La première séparation entre elle et son frère fut un grand chagrin ; à onze ans, on mit Christian de Solms à ce brillant collège de la Chapelle, créé tout près d’Orléans par Mgr Dupanloup et d’où sont sortis tant d’hommes de valeur. L’enfant, qui ne cessait de regretter sa sœur et son institutrice, fit, quelques mois après, une chute de gymnase dont les suites graves le condamnèrent, lui si vif et pétulant, à une longue immobilité presque absolue. Pour qu’il continuât ses études sous la direction des remarquables professeurs du Collège, sa famille s’installa une partie de l’année au village même de la Chapelle-Saint Mesmin.

La fillette à demi garçonnière se transforma en compagne dévouée du petit malade, dont la résignation était admirable. Thérèse devint l’habile imprésario du théâtre de marionnettes ; elle lut tout haut, des heures durant, les touchantes histoires de Dickens : Olivier Twist ou Nicolas Nickleby « avec une pile de mouchoirs préparée sur la table, car, d’avance, nous nous promettions le plaisir de beaucoup pleurer ».

Malgré tout, un voile de tristesse s’était étendu sur leur joyeuse enfance. Thérèse, sous la direction de l’abbé Le Rebours, fit, avec un sérieux au-dessus de son âge, sa première communion à Saint-Thomas d’Aquin, église qui lui demeura toujours chère. Elle devenait rapidement une jeune fille.

« Je ne saurais vous dire, racontait plus tard une de ses amies d’enfance, combien elle était charmante ; elle avait tant d’entrain, jouait la comédie à ravir. Enfin elle se faisait remarquer comme la plus jolie, la plus vive de « nous toutes, et avec cela si intelligente !… »

Les séjours à Paris étaient brefs. On revenait à la Chapelle, où cette intelligence déjà développée trouvait ses grandes distractions dans l’étude. Thérèse ne lisait en français que les classiques et les historiens. Mais, sous la direction de son institutrice, elle abordait poètes et prosateurs anglais dont elle apprenait par cœur de longs morceaux choisis, ce qui lui valut quarante ans après cette exclamation étonnée d’un des essayistes les plus distingués des États-Unis, O. Wendell Holmes. — « Vous citez Shakspeare !… « — Shakspeare, continue Mme Bentzon, m’est resté familier autant que Corneille et Racine. Je crois même qu’aucun héros de tragédie ne m’a passionnée au même degré que Brutus et Hamlet… Quelque influence que dût, par la suite, prendre sur moi notre grand xviie siècle, notre xviiie si incomparablement riche, je ne fus jamais infidèle à ma seconde patrie intellectuelle ».

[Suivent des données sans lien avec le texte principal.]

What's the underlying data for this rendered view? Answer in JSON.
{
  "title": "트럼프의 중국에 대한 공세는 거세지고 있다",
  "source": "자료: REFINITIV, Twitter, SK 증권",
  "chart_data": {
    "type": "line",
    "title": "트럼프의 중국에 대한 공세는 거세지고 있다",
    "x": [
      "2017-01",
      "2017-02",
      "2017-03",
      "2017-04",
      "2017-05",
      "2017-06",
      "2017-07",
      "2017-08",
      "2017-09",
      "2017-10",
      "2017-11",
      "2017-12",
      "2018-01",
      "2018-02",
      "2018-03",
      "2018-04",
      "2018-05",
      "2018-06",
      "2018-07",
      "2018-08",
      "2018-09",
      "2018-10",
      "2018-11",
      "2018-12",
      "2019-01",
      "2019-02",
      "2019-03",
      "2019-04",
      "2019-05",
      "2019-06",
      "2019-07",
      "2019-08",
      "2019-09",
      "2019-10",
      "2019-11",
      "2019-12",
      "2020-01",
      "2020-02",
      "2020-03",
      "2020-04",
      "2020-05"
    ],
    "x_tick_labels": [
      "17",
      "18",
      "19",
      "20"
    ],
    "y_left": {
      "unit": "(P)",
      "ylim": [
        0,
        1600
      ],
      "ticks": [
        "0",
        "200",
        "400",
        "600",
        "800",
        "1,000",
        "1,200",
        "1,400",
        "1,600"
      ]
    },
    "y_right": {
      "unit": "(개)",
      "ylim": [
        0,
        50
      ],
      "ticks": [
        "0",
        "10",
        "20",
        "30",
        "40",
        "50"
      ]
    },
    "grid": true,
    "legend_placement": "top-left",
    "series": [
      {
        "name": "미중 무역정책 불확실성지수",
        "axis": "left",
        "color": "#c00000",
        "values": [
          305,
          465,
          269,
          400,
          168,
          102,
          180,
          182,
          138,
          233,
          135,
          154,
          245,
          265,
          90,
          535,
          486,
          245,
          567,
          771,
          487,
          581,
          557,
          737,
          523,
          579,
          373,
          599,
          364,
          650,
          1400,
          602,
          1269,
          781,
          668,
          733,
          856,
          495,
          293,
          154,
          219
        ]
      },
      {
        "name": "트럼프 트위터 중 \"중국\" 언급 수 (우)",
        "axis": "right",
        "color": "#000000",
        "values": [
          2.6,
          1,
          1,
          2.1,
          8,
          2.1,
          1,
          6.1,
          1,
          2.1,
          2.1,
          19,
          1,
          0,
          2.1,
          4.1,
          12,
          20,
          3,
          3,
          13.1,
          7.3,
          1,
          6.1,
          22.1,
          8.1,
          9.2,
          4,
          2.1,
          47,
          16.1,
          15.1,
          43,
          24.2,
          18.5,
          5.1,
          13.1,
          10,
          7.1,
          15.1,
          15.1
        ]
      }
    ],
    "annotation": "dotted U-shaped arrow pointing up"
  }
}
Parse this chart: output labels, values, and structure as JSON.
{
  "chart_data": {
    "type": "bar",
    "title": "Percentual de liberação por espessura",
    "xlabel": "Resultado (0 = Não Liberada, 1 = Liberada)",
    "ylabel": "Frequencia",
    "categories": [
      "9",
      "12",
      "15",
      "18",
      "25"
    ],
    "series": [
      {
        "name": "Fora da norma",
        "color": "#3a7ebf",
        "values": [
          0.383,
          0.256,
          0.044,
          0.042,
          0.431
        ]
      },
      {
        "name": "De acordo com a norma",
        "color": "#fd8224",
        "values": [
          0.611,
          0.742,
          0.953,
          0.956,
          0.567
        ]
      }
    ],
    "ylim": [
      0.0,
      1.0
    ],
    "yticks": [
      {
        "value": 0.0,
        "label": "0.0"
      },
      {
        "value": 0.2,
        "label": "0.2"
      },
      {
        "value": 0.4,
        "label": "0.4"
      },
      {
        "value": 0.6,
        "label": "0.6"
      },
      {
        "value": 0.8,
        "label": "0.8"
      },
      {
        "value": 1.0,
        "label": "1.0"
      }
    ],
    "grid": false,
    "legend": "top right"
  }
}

À cette romancière en germe, on ne permettait guère que les romans de Walter-Scott, qui la ravissaient comme jadis les contes de Fées. Un exemplaire de Waverley labouré de coups d’ongles impatients aux passages en dialecte écossais lui resta toujours comme relique de ce passé heureux. — « Car la vie est bien moins dans les événements grands ou petits de notre existence que dans les impressions fortes qui, une fois reçues, ne s’effacent jamais, et qui, un demi-siècle après, ramènent soudain à notre mémoire, avec un écho de génie, tout ce qu’une première fois ce même génie éveilla en nous d’idées nouvelles. Je la connais bien, cette sensation intense ; je la connais, je crois, davantage à mesure que je vieillis. Une bouffée de printemps passe au plus profond de nous-mêmes, imprégnée de beaux vers d’une belle pensée ; notre jeunesse est évoquée en même temps que l’aspect du vieux livre sur lequel une figure aimée se penchait avec la nôtre ; tout cela rapide comme la palpitation même du cœur qui goûte ce qui est immortel ».

  1. Mlle Olga de la Vaissière, Conférence du Lycéum club 1907.
  2. Tous les passages cités dans ce chapitre et le suivant sont extraits des Souvenirs inédits.